But the problem is it seems to permit only one pair of categorical variables. And also, the "FALSE" can not be omited. But the last column is perfect with rowtotals (observations)

Details: R : 4.0.0 R studio: 1.2.5042 The packages are all up-to-date.


Solution

  • Tables from expss are usual data.frames. Column labels is just column names with rows separated with "|" symbol. So, you can manipulate them as usual column names.

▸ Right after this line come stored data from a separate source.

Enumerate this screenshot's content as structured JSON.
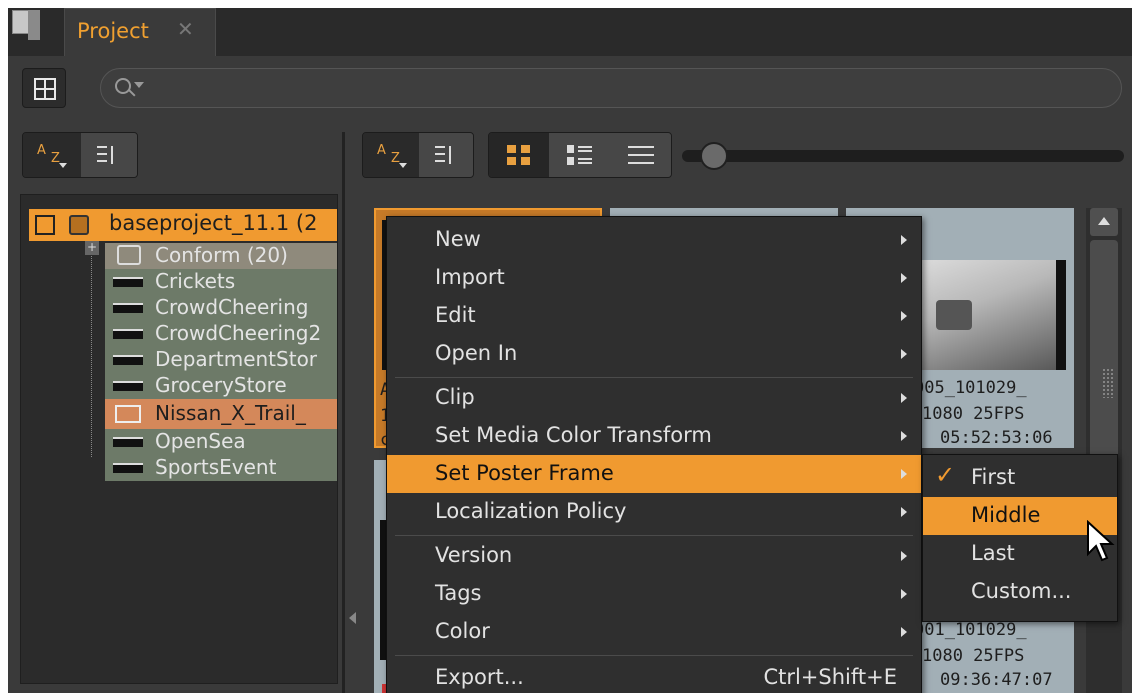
{
  "tab": {
    "title": "Project",
    "close": "✕"
  },
  "tree": {
    "root": "baseproject_11.1 (2",
    "expand": "+",
    "items": [
      "Conform (20)",
      "Crickets",
      "CrowdCheering",
      "CrowdCheering2",
      "DepartmentStor",
      "GroceryStore",
      "Nissan_X_Trail_",
      "OpenSea",
      "SportsEvent"
    ]
  },
  "sort": {
    "az_a": "A",
    "az_z": "Z"
  },
  "thumbs": {
    "t3_cap": [
      "005_101029_",
      "1080  25FPS",
      "05:52:53:06"
    ],
    "t6_cap": [
      "001_101029_",
      "1080  25FPS",
      "09:36:47:07"
    ],
    "t1_cap": [
      "A",
      "1",
      "c"
    ]
  },
  "menu": {
    "items": [
      {
        "label": "New",
        "arrow": true
      },
      {
        "label": "Import",
        "arrow": true
      },
      {
        "label": "Edit",
        "arrow": true
      },
      {
        "label": "Open In",
        "arrow": true
      },
      {
        "label": "Clip",
        "arrow": true
      },
      {
        "label": "Set Media Color Transform",
        "arrow": true
      },
      {
        "label": "Set Poster Frame",
        "arrow": true,
        "highlighted": true
      },
      {
        "label": "Localization Policy",
        "arrow": true
      },
      {
        "label": "Version",
        "arrow": true
      },
      {
        "label": "Tags",
        "arrow": true
      },
      {
        "label": "Color",
        "arrow": true
      },
      {
        "label": "Export...",
        "shortcut": "Ctrl+Shift+E"
      }
    ]
  },
  "submenu": {
    "items": [
      {
        "label": "First",
        "checked": true
      },
      {
        "label": "Middle",
        "highlighted": true
      },
      {
        "label": "Last"
      },
      {
        "label": "Custom..."
      }
    ],
    "check": "✓"
  },
  "colors": {
    "accent": "#f09a30",
    "panel": "#3a3a3a",
    "menu": "#2f2f2f",
    "tree_row": "#6d7a68"
  }
}
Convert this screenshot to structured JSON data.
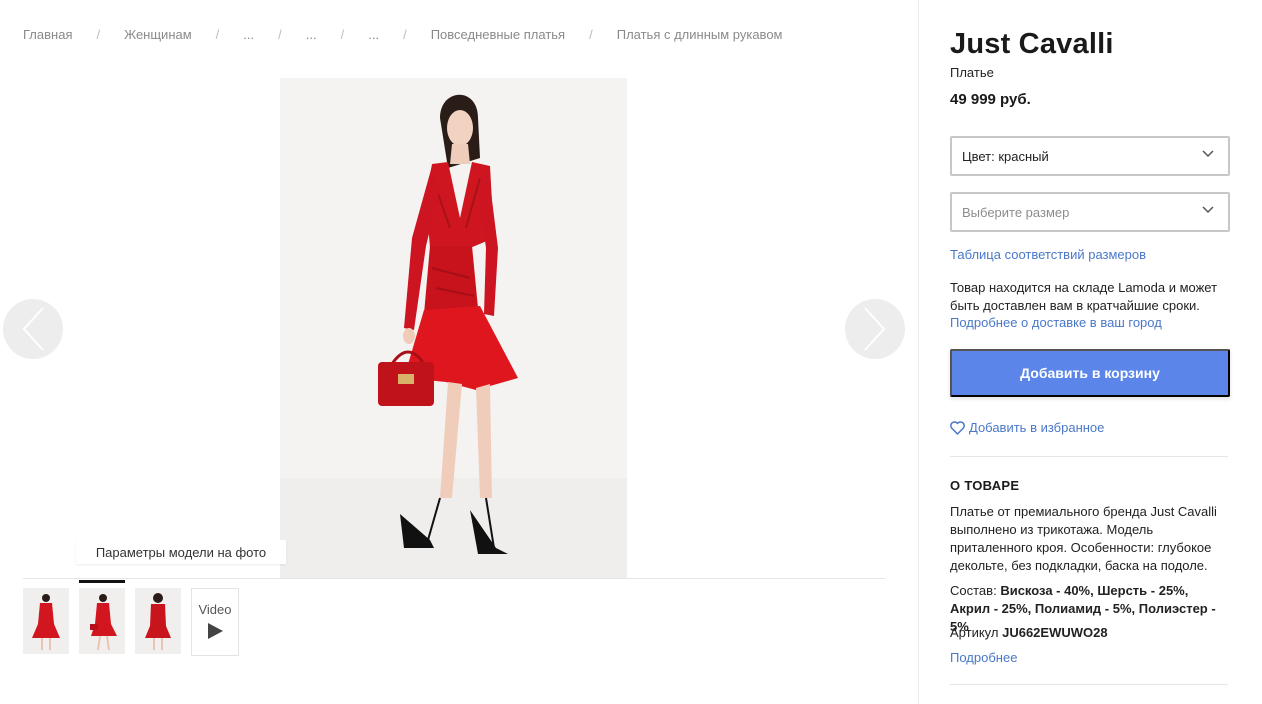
{
  "breadcrumb": {
    "separator": "/",
    "items": [
      "Главная",
      "Женщинам",
      "...",
      "...",
      "...",
      "Повседневные платья",
      "Платья с длинным рукавом"
    ]
  },
  "gallery": {
    "model_params_label": "Параметры модели на фото",
    "prev_icon": "chevron-left-icon",
    "next_icon": "chevron-right-icon",
    "thumbnails_count": 3,
    "active_thumbnail": 2,
    "video_label": "Video"
  },
  "product": {
    "brand": "Just Cavalli",
    "type": "Платье",
    "price": "49 999 руб.",
    "color_select": "Цвет: красный",
    "size_select_placeholder": "Выберите размер",
    "size_table_link": "Таблица соответствий размеров",
    "stock_text": "Товар находится на складе Lamoda и может быть доставлен вам в кратчайшие сроки.",
    "delivery_link": "Подробнее о доставке в ваш город",
    "add_to_cart": "Добавить в корзину",
    "add_to_favorites": "Добавить в избранное"
  },
  "about": {
    "title": "О ТОВАРЕ",
    "description": "Платье от премиального бренда Just Cavalli выполнено из трикотажа. Модель приталенного кроя. Особенности: глубокое декольте, без подкладки, баска на подоле.",
    "composition_label": "Состав:",
    "composition_value": "Вискоза - 40%, Шерсть - 25%, Акрил - 25%, Полиамид - 5%, Полиэстер - 5%",
    "article_label": "Артикул",
    "article_value": "JU662EWUWO28",
    "more_link": "Подробнее"
  },
  "colors": {
    "accent_blue": "#5b85e8",
    "link_blue": "#4a78c8",
    "dress_red": "#d8141c"
  }
}
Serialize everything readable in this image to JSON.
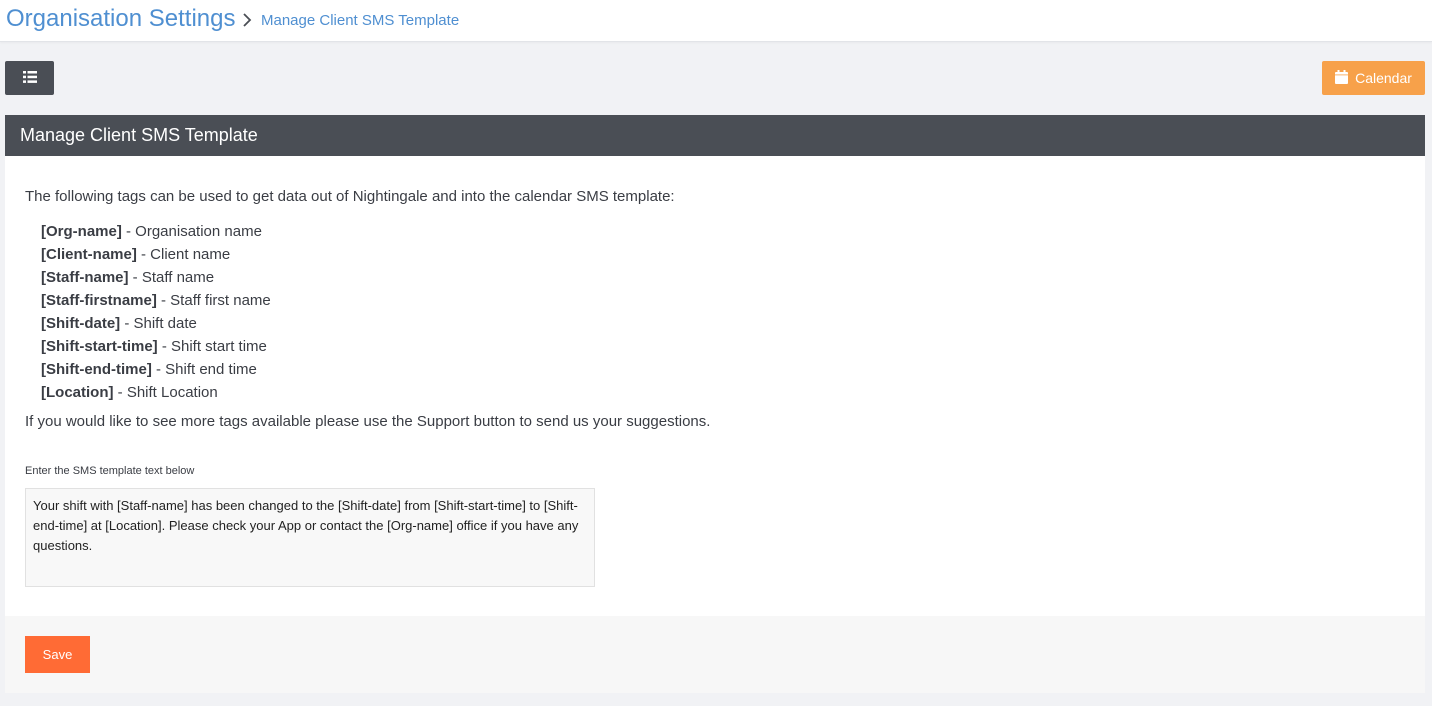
{
  "header": {
    "title": "Organisation Settings",
    "breadcrumb_current": "Manage Client SMS Template",
    "breadcrumb_icon": "chevron-right-icon"
  },
  "toolbar": {
    "menu_icon": "list-icon",
    "calendar_label": "Calendar",
    "calendar_icon": "calendar-icon",
    "calendar_color": "#f7a14a"
  },
  "panel": {
    "title": "Manage Client SMS Template",
    "intro": "The following tags can be used to get data out of Nightingale and into the calendar SMS template:",
    "tags": [
      {
        "tag": "[Org-name]",
        "desc": " - Organisation name"
      },
      {
        "tag": "[Client-name]",
        "desc": " - Client name"
      },
      {
        "tag": "[Staff-name]",
        "desc": " - Staff name"
      },
      {
        "tag": "[Staff-firstname]",
        "desc": " - Staff first name"
      },
      {
        "tag": "[Shift-date]",
        "desc": " - Shift date"
      },
      {
        "tag": "[Shift-start-time]",
        "desc": " - Shift start time"
      },
      {
        "tag": "[Shift-end-time]",
        "desc": " - Shift end time"
      },
      {
        "tag": "[Location]",
        "desc": " - Shift Location"
      }
    ],
    "outro": "If you would like to see more tags available please use the Support button to send us your suggestions.",
    "field_label": "Enter the SMS template text below",
    "template_text": "Your shift with [Staff-name] has been changed to the [Shift-date] from [Shift-start-time] to [Shift-end-time] at [Location]. Please check your App or contact the [Org-name] office if you have any questions."
  },
  "footer": {
    "save_label": "Save",
    "save_color": "#ff6b35"
  },
  "colors": {
    "link_blue": "#4f8fd1",
    "header_dark": "#4a4e55"
  }
}
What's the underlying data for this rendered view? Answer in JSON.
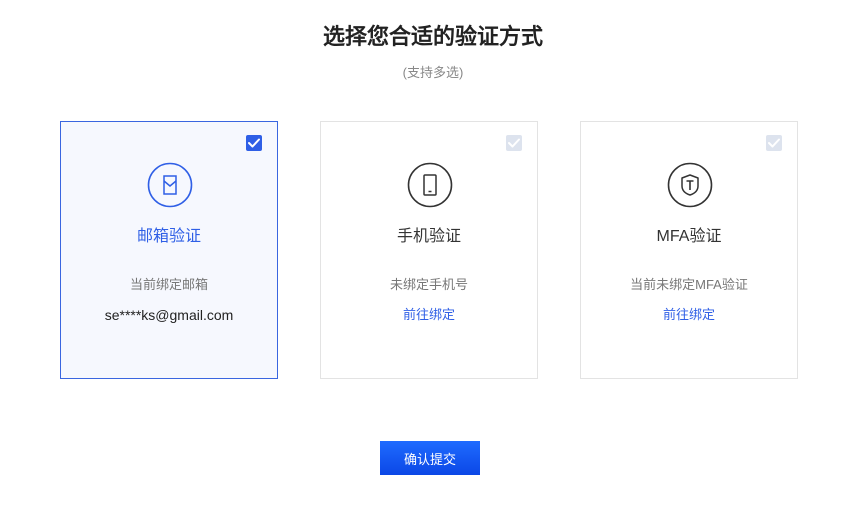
{
  "header": {
    "title": "选择您合适的验证方式",
    "subtitle": "(支持多选)"
  },
  "cards": [
    {
      "title": "邮箱验证",
      "icon": "email-icon",
      "selected": true,
      "desc": "当前绑定邮箱",
      "value": "se****ks@gmail.com"
    },
    {
      "title": "手机验证",
      "icon": "phone-icon",
      "selected": false,
      "desc": "未绑定手机号",
      "link": "前往绑定"
    },
    {
      "title": "MFA验证",
      "icon": "mfa-shield-icon",
      "selected": false,
      "desc": "当前未绑定MFA验证",
      "link": "前往绑定"
    }
  ],
  "actions": {
    "submit_label": "确认提交"
  },
  "colors": {
    "accent": "#2f5fe6",
    "selected_border": "#3a66e0",
    "selected_bg": "#f6f8fe",
    "card_border": "#e3e3e3",
    "checkbox_unchecked": "#dde3ee"
  }
}
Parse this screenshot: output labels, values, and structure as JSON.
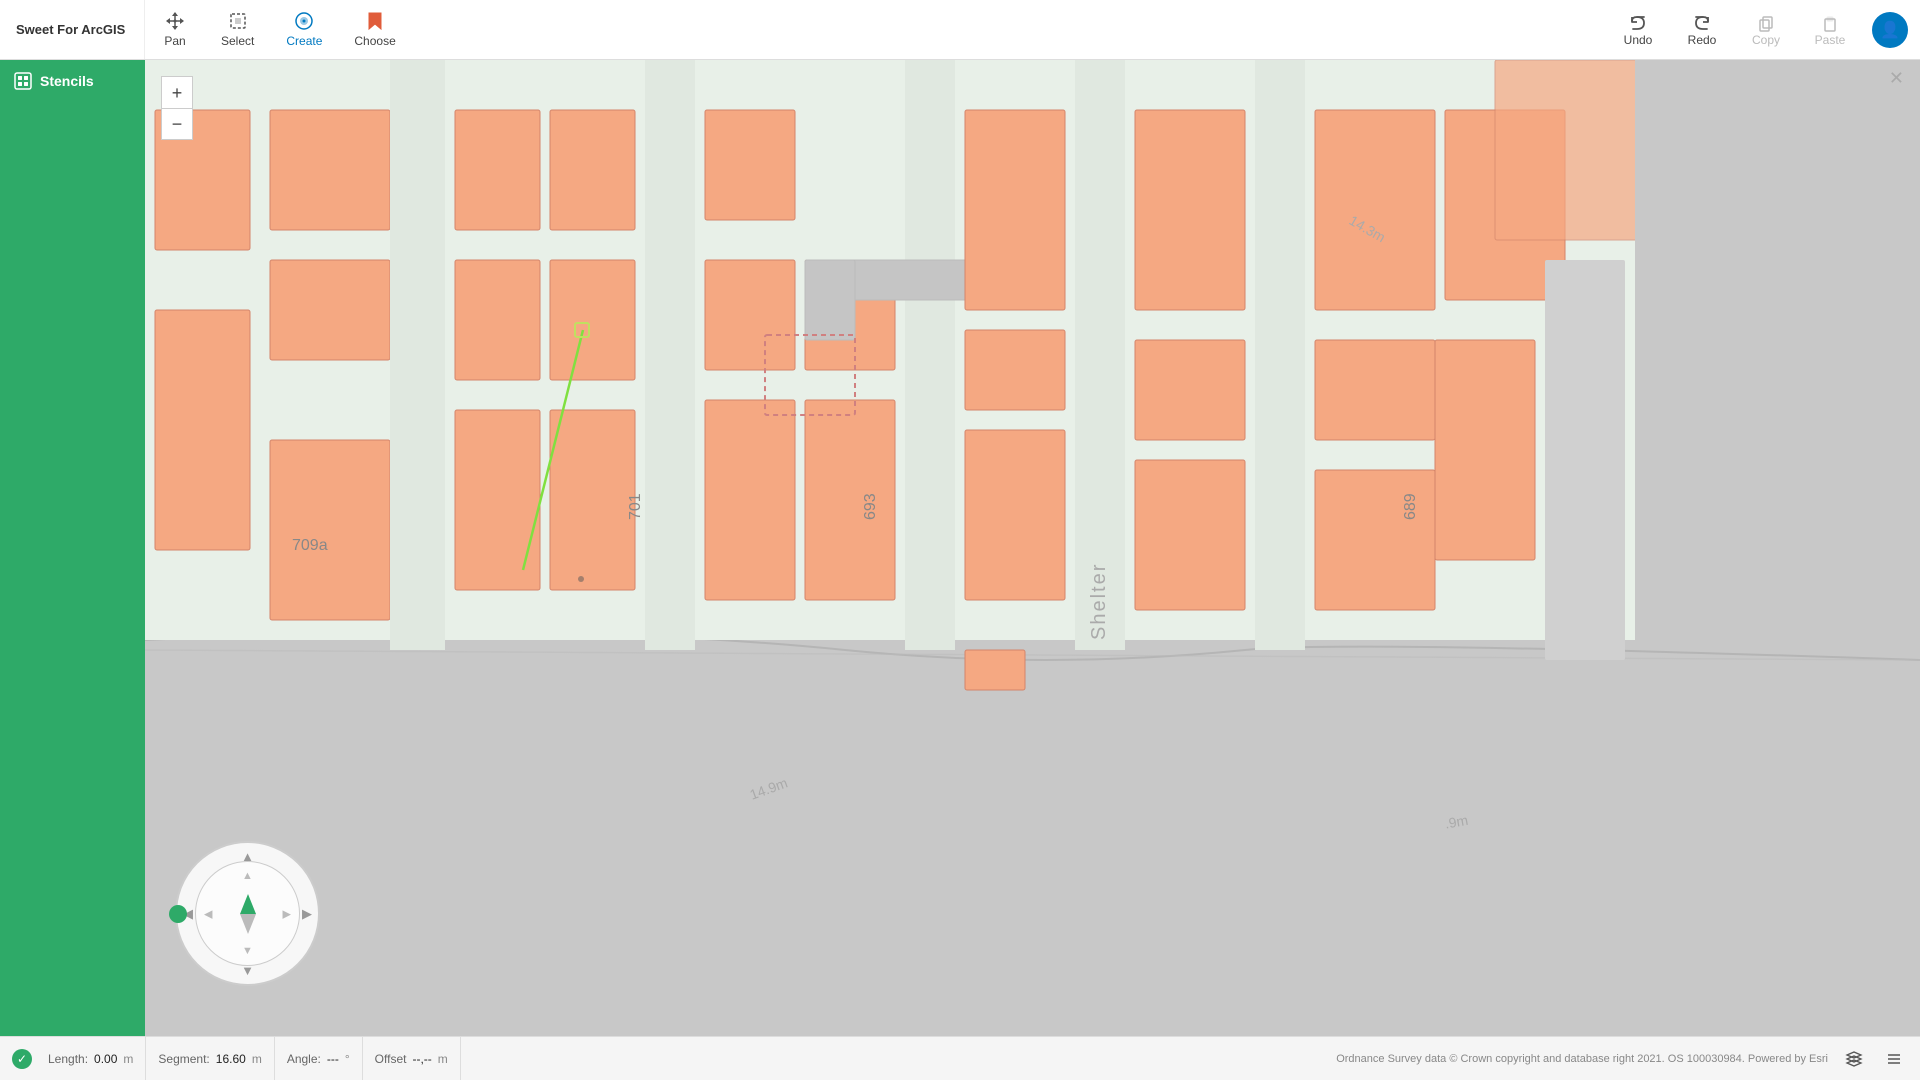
{
  "app": {
    "title": "Sweet For ArcGIS"
  },
  "toolbar": {
    "pan_label": "Pan",
    "select_label": "Select",
    "create_label": "Create",
    "choose_label": "Choose",
    "undo_label": "Undo",
    "redo_label": "Redo",
    "copy_label": "Copy",
    "paste_label": "Paste"
  },
  "sidebar": {
    "title": "Stencils"
  },
  "statusbar": {
    "length_label": "Length:",
    "length_value": "0.00",
    "length_unit": "m",
    "segment_label": "Segment:",
    "segment_value": "16.60",
    "segment_unit": "m",
    "angle_label": "Angle:",
    "angle_value": "---",
    "angle_unit": "°",
    "offset_label": "Offset",
    "offset_value": "--,--",
    "offset_unit": "m",
    "attribution": "Ordnance Survey data © Crown copyright and database right 2021. OS 100030984.    Powered by Esri"
  },
  "map": {
    "buildings": [
      "709a",
      "701",
      "693",
      "689"
    ],
    "distance_labels": [
      "14.3m",
      "14.9m",
      "9m"
    ],
    "street": "Shelter"
  }
}
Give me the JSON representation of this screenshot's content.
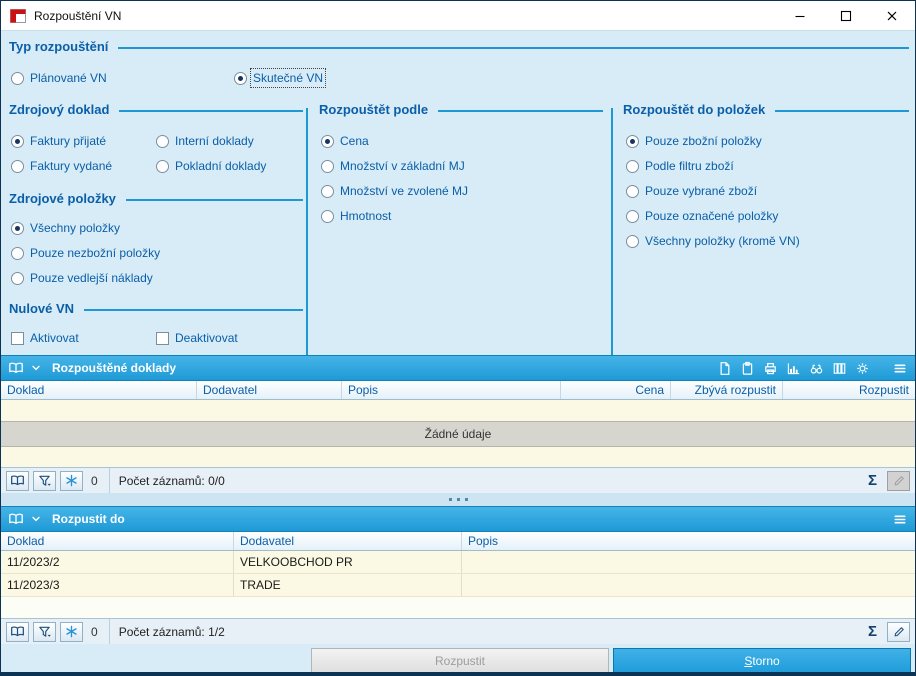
{
  "colors": {
    "window_background": "#d7ecf7",
    "accent_text_blue": "#0b5ea8",
    "rule_blue": "#1e97d5",
    "grid_header_blue": "#2fa6df",
    "row_yellow": "#fbf8e3",
    "no_data_gray": "#d7d6ce",
    "primary_button_blue": "#2aa3de",
    "window_border": "#0d3354"
  },
  "window": {
    "title": "Rozpouštění VN"
  },
  "form": {
    "type": {
      "heading": "Typ rozpouštění",
      "options": [
        {
          "label": "Plánované VN",
          "selected": false
        },
        {
          "label": "Skutečné VN",
          "selected": true
        }
      ]
    },
    "source_doc": {
      "heading": "Zdrojový doklad",
      "options": [
        {
          "label": "Faktury přijaté",
          "selected": true
        },
        {
          "label": "Interní doklady",
          "selected": false
        },
        {
          "label": "Faktury vydané",
          "selected": false
        },
        {
          "label": "Pokladní doklady",
          "selected": false
        }
      ]
    },
    "source_items": {
      "heading": "Zdrojové položky",
      "options": [
        {
          "label": "Všechny položky",
          "selected": true
        },
        {
          "label": "Pouze nezbožní položky",
          "selected": false
        },
        {
          "label": "Pouze vedlejší náklady",
          "selected": false
        }
      ]
    },
    "zero_vn": {
      "heading": "Nulové VN",
      "options": [
        {
          "label": "Aktivovat",
          "selected": false
        },
        {
          "label": "Deaktivovat",
          "selected": false
        }
      ]
    },
    "dissolve_by": {
      "heading": "Rozpouštět podle",
      "options": [
        {
          "label": "Cena",
          "selected": true
        },
        {
          "label": "Množství v základní MJ",
          "selected": false
        },
        {
          "label": "Množství ve zvolené MJ",
          "selected": false
        },
        {
          "label": "Hmotnost",
          "selected": false
        }
      ]
    },
    "dissolve_into": {
      "heading": "Rozpouštět do položek",
      "options": [
        {
          "label": "Pouze zbožní položky",
          "selected": true
        },
        {
          "label": "Podle filtru zboží",
          "selected": false
        },
        {
          "label": "Pouze vybrané zboží",
          "selected": false
        },
        {
          "label": "Pouze označené položky",
          "selected": false
        },
        {
          "label": "Všechny položky (kromě VN)",
          "selected": false
        }
      ]
    }
  },
  "grid1": {
    "title": "Rozpouštěné doklady",
    "columns": [
      "Doklad",
      "Dodavatel",
      "Popis",
      "Cena",
      "Zbývá rozpustit",
      "Rozpustit"
    ],
    "empty_text": "Žádné údaje",
    "toolbar_icons": [
      "book",
      "chevron-down",
      "new-document",
      "clipboard",
      "print",
      "chart",
      "search",
      "columns",
      "settings",
      "menu"
    ],
    "footer": {
      "frozen_count": "0",
      "record_count": "Počet záznamů: 0/0",
      "sum_symbol": "Σ"
    }
  },
  "grid2": {
    "title": "Rozpustit do",
    "columns": [
      "Doklad",
      "Dodavatel",
      "Popis"
    ],
    "rows": [
      {
        "doklad": "11/2023/2",
        "dodavatel": "VELKOOBCHOD PR",
        "popis": ""
      },
      {
        "doklad": "11/2023/3",
        "dodavatel": "TRADE",
        "popis": ""
      }
    ],
    "toolbar_icons": [
      "book",
      "chevron-down",
      "menu"
    ],
    "footer": {
      "frozen_count": "0",
      "record_count": "Počet záznamů: 1/2",
      "sum_symbol": "Σ"
    }
  },
  "buttons": {
    "dissolve": "Rozpustit",
    "dissolve_enabled": false,
    "cancel": "Storno"
  }
}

Row labels are located in the column row_labels and we can remove '#' sign with search and replace operations. "Total row proportion" shows "100" because at the beginning you specify total statistic as row percent and row percent for single column is 100. Taking into account all the above:

    library(dplyr)
    library(expss)
    library(hablar)
    library(kableExtra)
    library(summarytools)
    
    # Load data:
    data("mtcars")
    raw_df <- select(mtcars,c(wt,cyl,gear,vs,am))
    
    # Data prep and labelling:
    df <- raw_df %>%
        apply_labels(wt = "Facility ID",
                     cyl = "Geographical Area",
                     cyl = c("Area A" = 4,"Area B" = 6, "Area C" = 8),
                     gear = "Tier",
                     gear = c("Tier 1" = 3, "Tier 2" = 4, "Tier 3" = 5),
                     vs = "E.coli",
                     am = "V.choleri") %>%
        convert(chr(wt),
                fct(cyl,gear),
                lgl(vs,am))
    
    
    tbl = df %>%
        tab_cells(cyl, gear) %>%
        tab_total_row_position("below") %>%
        tab_total_statistic("u_rpct")%>%
        tab_total_label("Total hosts (Row proportions)") %>% 
        tab_cols(vs, am) %>% 
        tab_stat_rpct() %>% 
        tab_cols(total(label = "Number of hosts")) %>%  
        # specify total statistic for last column
        tab_stat_cases(total_statistic = "u_cases") %>%
        tab_pivot(stat_position = "outside_columns") %>%
        recode(as.criterion(is.numeric) & is.na ~ 0, TRUE ~ copy) %>% 
        # remove columns with FALSE
        except(contains("FALSE")) %>% 
        compute(
            # remove '#' sign from row labels
            row_labels = gsub("#", "", row_labels)
        )
    
    # remove '#' sign from column labels
    colnames(tbl) = gsub("\\|TRUE", "", colnames(tbl))
    
    tbl %>% 
        split_table_to_df() %>% 
        kable(align = "c", digits = 1) %>% 
        kable_styling(bootstrap_options = c("striped", "condensed", "responsive"),
                      full_width = F, position = "center") %>% 
        row_spec(1:2, bold = TRUE)